Scope can be used to define a variable that is visible in map, reduce, and finalize, as follows:

var f1 = function (key,reducevalue) {var Obj={};obj.author=key;obj.books=reducevalue;obj.sang=sang; return Obj}var map= function () {emit (This.name,this.book)}var reduce=function (key,value) {return value.join (',--' +sang+ '--, ')} Db.runcommand ({mapreduce: ' Sang_books ', Map,reduce,out: "Books", Finalize:f1,scope:{sang: "Haha"}}) Db.books.find ()

The results of the implementation are as follows:

{    "_id": "Cao Xueqin",    "value": {        "author": "Cao Xueqin",        "books": "Red Mansions",        "sang": "Haha"    }}{"_id"    : "Money Haizhong ",    " value ": {        " author ":" Qian Zhongshu ",        " Books ":" Song anthology note,--haha--, talk art ",        " sang ":" haha "    }}{    " _id " : "Lu Xun",    "value": {        "author": "Lu Xun",        "books": "Shout,--haha--, hesitation",        "sang": "Haha"    }}

After reading this article I hope you have something to gain.

Related Article

Contact Us

The content source of this page is from Internet, which doesn't represent Alibaba Cloud's opinion; products and services mentioned on that page don't have any relationship with Alibaba Cloud. If the content of the page makes you feel confusing, please write us an email, we will handle the problem within 5 days after receiving your email.

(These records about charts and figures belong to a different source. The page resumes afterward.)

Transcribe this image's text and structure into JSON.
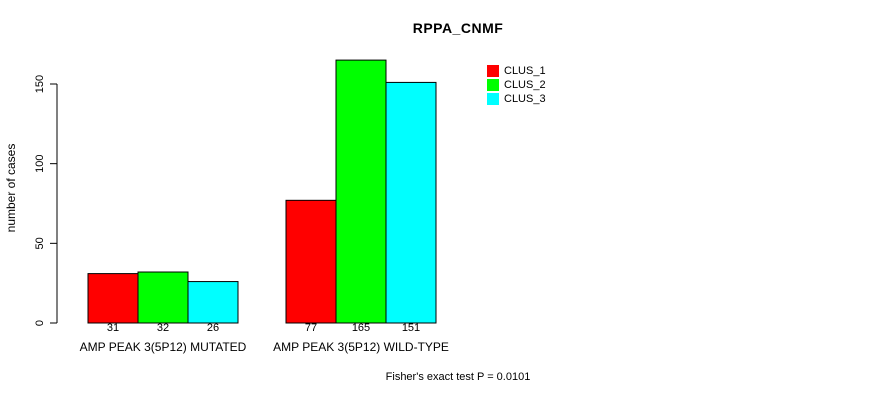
{
  "figure": {
    "background_color": "#ffffff",
    "text_color": "#000000"
  },
  "chart_data": {
    "type": "bar",
    "title": "RPPA_CNMF",
    "xlabel": "",
    "ylabel": "number of cases",
    "categories": [
      "AMP PEAK 3(5P12) MUTATED",
      "AMP PEAK 3(5P12) WILD-TYPE"
    ],
    "series": [
      {
        "name": "CLUS_1",
        "color": "#ff0000",
        "values": [
          31,
          77
        ]
      },
      {
        "name": "CLUS_2",
        "color": "#00ff00",
        "values": [
          32,
          165
        ]
      },
      {
        "name": "CLUS_3",
        "color": "#00ffff",
        "values": [
          26,
          151
        ]
      }
    ],
    "yticks": [
      0,
      50,
      100,
      150
    ],
    "ylim": [
      0,
      150
    ],
    "grid": false,
    "bar_border_color": "#000000",
    "bar_value_labels_shown": true,
    "legend_position": "top-right"
  },
  "footer": {
    "note": "Fisher's exact test P = 0.0101"
  }
}
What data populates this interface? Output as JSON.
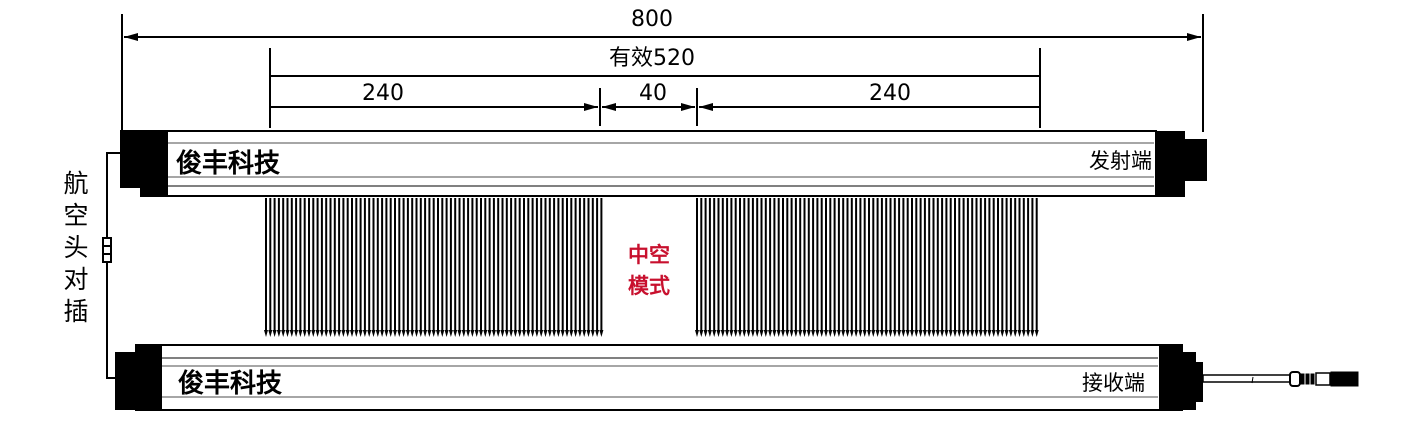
{
  "dimensions": {
    "total": "800",
    "effective": "有效520",
    "left_segment": "240",
    "gap": "40",
    "right_segment": "240"
  },
  "emitter": {
    "brand": "俊丰科技",
    "label": "发射端"
  },
  "receiver": {
    "brand": "俊丰科技",
    "label": "接收端"
  },
  "mode": {
    "line1": "中空",
    "line2": "模式",
    "color": "#c8102e"
  },
  "connector_label": [
    "航",
    "空",
    "头",
    "对",
    "插"
  ]
}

If you find any instances of plagiarism from the community, please send an email to: info-contact@alibabacloud.com and provide relevant evidence. A staff member will contact you within 5 working days.

A Free Trial That Lets You Build Big!

Start building with 50+ products and up to 12 months usage for Elastic Compute Service

  • Sales Support

    1 on 1 presale consultation

  • After-Sales Support

    24/7 Technical Support 6 Free Tickets per Quarter Faster Response

  • Alibaba Cloud offers highly flexible support services tailored to meet your exact needs.